[The Iron Rule by T. S. Arthur]@TWC D-Link bookThe Iron Rule CHAPTER XII 5/10
When that crisis came, he would fall to rise no more. Ten days only remained, and then there would come a succession of payments, amounting in all to over five thousand dollars.
To meet these payments unaided, would be impossible; and there was no one now to aid the reduced and sinking merchant.
There was not a friend to whom he could go for aid so substantial as was now required, for most of his business friends had already suffered to some extent by his failure, and were not in the least inclined to risk anything farther on one whose position was known to be extremely doubtful. The nearer this second crisis came, and the more distinctly Mr. Howland was able to see its painful features, the more did his heart shrink from encountering a disaster that would involve all his worldly affairs in hopeless ruin. In this strait, the mind of Mr.Howland kept turning, involuntarily, toward his son Edward, as toward the only resource left him on the earth; but ever as it turned thus, something in him revolted at the idea, and he strove to push it from his thoughts.

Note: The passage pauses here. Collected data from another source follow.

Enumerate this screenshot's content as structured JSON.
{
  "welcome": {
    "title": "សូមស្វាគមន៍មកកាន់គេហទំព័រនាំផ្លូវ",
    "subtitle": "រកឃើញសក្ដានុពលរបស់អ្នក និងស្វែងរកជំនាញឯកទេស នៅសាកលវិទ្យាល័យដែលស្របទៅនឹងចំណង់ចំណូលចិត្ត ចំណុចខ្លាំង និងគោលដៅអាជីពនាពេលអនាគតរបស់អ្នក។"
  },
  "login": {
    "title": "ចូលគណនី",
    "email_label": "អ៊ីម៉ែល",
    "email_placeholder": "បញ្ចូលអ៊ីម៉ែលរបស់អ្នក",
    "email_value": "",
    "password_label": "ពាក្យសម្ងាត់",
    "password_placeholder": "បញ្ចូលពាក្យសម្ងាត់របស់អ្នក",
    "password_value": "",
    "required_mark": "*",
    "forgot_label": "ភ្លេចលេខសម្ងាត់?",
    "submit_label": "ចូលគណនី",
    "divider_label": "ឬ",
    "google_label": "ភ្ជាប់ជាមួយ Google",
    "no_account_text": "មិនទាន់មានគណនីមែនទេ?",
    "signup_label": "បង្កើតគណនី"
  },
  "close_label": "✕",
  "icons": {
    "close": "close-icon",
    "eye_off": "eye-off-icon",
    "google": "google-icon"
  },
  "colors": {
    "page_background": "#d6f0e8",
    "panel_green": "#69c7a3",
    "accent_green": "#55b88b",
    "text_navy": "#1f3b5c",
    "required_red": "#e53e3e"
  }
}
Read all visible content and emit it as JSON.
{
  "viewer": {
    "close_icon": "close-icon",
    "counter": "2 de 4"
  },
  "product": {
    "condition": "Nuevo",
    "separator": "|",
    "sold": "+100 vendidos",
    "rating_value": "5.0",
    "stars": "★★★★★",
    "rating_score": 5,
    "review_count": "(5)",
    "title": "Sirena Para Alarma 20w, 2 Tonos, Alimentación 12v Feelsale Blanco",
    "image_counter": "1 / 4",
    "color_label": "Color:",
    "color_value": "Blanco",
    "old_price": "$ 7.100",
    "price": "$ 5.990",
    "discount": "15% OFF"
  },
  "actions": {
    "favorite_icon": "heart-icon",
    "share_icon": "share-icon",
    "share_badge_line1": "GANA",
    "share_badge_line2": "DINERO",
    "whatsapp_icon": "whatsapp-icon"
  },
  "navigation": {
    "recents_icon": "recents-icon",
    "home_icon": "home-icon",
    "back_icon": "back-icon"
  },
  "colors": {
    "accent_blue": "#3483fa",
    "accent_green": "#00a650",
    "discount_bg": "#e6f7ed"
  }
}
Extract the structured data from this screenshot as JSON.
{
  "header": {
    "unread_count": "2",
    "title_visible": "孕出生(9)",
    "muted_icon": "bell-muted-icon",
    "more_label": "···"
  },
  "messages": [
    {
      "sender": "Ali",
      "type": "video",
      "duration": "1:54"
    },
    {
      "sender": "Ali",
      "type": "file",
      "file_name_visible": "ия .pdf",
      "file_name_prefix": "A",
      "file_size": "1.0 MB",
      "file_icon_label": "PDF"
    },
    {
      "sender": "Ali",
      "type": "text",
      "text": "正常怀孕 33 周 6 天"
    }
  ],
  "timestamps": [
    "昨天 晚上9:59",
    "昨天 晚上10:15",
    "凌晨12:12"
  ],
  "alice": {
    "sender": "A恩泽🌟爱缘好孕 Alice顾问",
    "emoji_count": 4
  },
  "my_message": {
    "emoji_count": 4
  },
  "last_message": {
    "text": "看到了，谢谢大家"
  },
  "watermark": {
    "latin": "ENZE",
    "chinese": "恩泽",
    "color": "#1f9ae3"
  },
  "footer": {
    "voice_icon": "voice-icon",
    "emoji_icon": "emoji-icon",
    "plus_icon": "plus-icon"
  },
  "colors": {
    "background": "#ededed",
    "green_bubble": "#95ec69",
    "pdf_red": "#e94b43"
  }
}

He could not do this, however, for it was the straw on the surface of the waters in which he felt himself sinking. Painfully, and with a sense of deep humiliation, did Mr.Howland at length bring himself up to the point of writing again to his son.
As everything depended on the effect of this second letter, he went down into a still lower deep of humiliation, and after representing in the most vivid colors the extremity to which he was reduced, begged him, if a spark of humanity remained in his bosom, to send him the aid he needed. With a trembling hope did the father wait, day after day, for an answer to this letter.